Gannon cited the arrest last year in Rye of a man who had fled Brazil, where he’d been convicted of multiple murders.

“He was working on a painting crew, eating lunch with everyone, going out to restaurants, and driving through my towns,” Gannon said. “If you have individual towns (adopting sanctuary city policies), you're putting the other towns at risk.”

Gannon cited Keene and Lebanon as two cities that have adopted policies that say local police officers “shall not cooperate with the federal authorities.”

That is not wholly accurate.

Keene andLebanon have adopted broad welcoming policies, not “sanctuary city” policies, said their city managers. Neither policy prohibits the police from cooperating with federal immigration officials in criminal cases.

“We’ve been accused of harboring terrorists, which is completely untrue,” said Lebanon City Manager Shaun Mulholland, a former police chief in Allenstown. “If people are wanted for terrorism, which is a crime, we are certainly going to detain them, and we’re going to turn them over to the federal authorities.”
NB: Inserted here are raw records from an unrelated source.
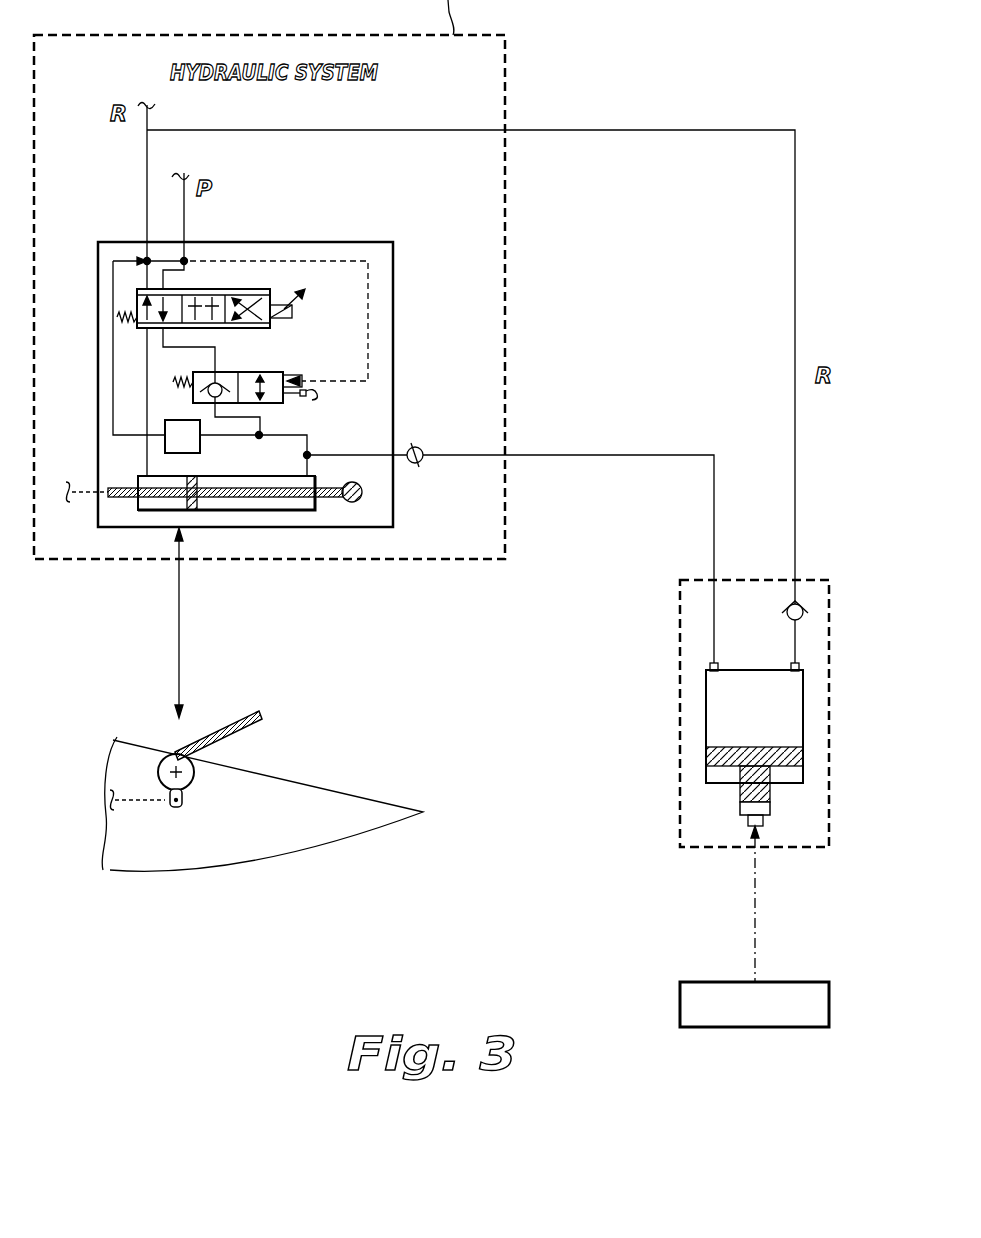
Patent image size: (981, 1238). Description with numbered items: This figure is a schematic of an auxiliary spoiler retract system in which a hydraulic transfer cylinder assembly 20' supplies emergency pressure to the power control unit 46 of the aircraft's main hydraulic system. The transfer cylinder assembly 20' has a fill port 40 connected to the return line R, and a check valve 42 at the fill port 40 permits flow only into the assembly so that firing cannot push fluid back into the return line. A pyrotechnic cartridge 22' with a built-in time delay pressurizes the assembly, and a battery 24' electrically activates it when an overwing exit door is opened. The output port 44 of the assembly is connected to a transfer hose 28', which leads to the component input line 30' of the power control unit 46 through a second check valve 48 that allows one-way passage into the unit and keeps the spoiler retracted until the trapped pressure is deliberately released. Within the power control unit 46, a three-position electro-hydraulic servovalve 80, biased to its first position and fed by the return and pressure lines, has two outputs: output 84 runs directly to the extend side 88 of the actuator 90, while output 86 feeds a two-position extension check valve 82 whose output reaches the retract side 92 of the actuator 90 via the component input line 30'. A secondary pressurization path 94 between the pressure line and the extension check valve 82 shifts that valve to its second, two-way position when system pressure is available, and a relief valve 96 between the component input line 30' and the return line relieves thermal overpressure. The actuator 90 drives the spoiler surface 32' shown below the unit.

The hydraulic transfer cylinder assembly 20' is at (724, 713).
The pyrotechnic cartridge 22' is at (810, 851).
The battery 24' is at (727, 993).
The transfer hose 28' is at (510, 535).
The component input line 30' is at (335, 431).
The blade 32' is at (227, 713).
The fill port 40 is at (798, 665).
The check valve 42 is at (797, 607).
The output port 44 is at (718, 665).
The power control unit 46 is at (335, 242).
The second check valve 48 is at (415, 447).
The three-position electro-hydraulic servovalve 80 is at (263, 289).
The two-position extension check valve 82 is at (275, 372).
The output 84 is at (147, 405).
The output 86 is at (163, 340).
The extend side 88 is at (140, 480).
The actuator 90 is at (287, 512).
The retract side 92 is at (265, 480).
The secondary pressurization path 94 is at (370, 300).
The relief valve 96 is at (200, 447).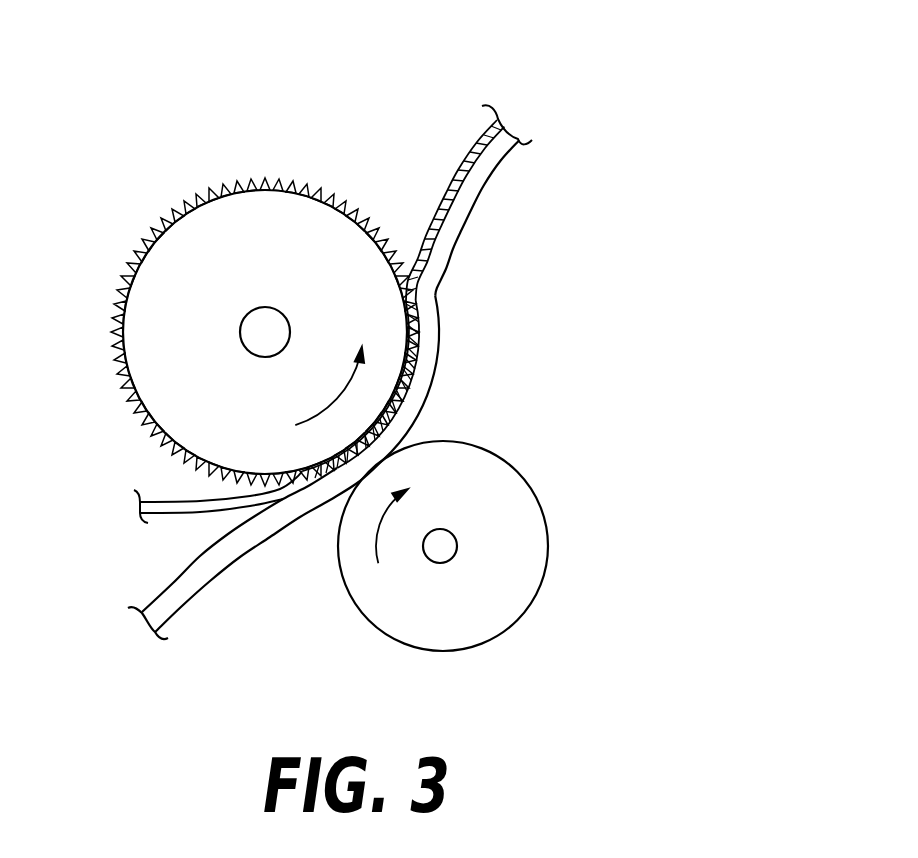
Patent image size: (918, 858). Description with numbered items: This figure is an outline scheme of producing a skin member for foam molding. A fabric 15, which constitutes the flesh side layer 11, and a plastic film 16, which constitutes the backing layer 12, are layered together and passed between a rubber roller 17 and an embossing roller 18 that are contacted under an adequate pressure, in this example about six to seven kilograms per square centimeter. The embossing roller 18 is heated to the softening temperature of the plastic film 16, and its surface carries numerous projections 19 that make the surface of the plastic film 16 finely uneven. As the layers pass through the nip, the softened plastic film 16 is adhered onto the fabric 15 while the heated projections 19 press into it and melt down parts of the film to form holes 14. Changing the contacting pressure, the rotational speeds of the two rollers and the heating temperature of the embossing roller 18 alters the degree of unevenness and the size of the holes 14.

The flesh side layer 11 is at (492, 164).
The backing layer 12 is at (481, 136).
The holes 14 is at (452, 166).
The fabric 15 is at (178, 577).
The plastic film 16 is at (167, 500).
The rubber roller 17 is at (477, 488).
The embossing roller 18 is at (282, 242).
The projections 19 is at (158, 232).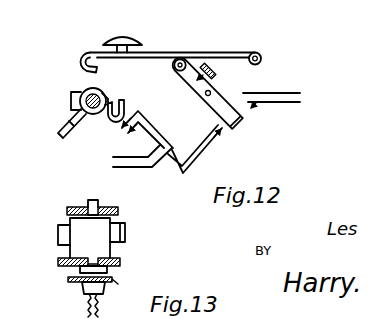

What neither city will do is cooperate with federal immigration officials to enforce civil immigration rules, including detaining someone based solely on their immigration status. It is a civil offense — not a crime — to be in the country without documentation unless the person is here after being deported.

Lebanon’s policy also prohibits its police officers from allowing federal immigration authorities to use the station to investigate civil immigration cases. Mulholland, like the police chiefs who penned a letter to senators, said local law enforcement has no legal authority to enforce federal immigration law.

Mulholland said he would have explained that had he heard from Gannon or any other senator who said the city is impeding the enforcement of federal immigration laws.

“They never asked, ‘What are you doing there?’ he said, “which is very very frustrating when they make allegations of this nature.”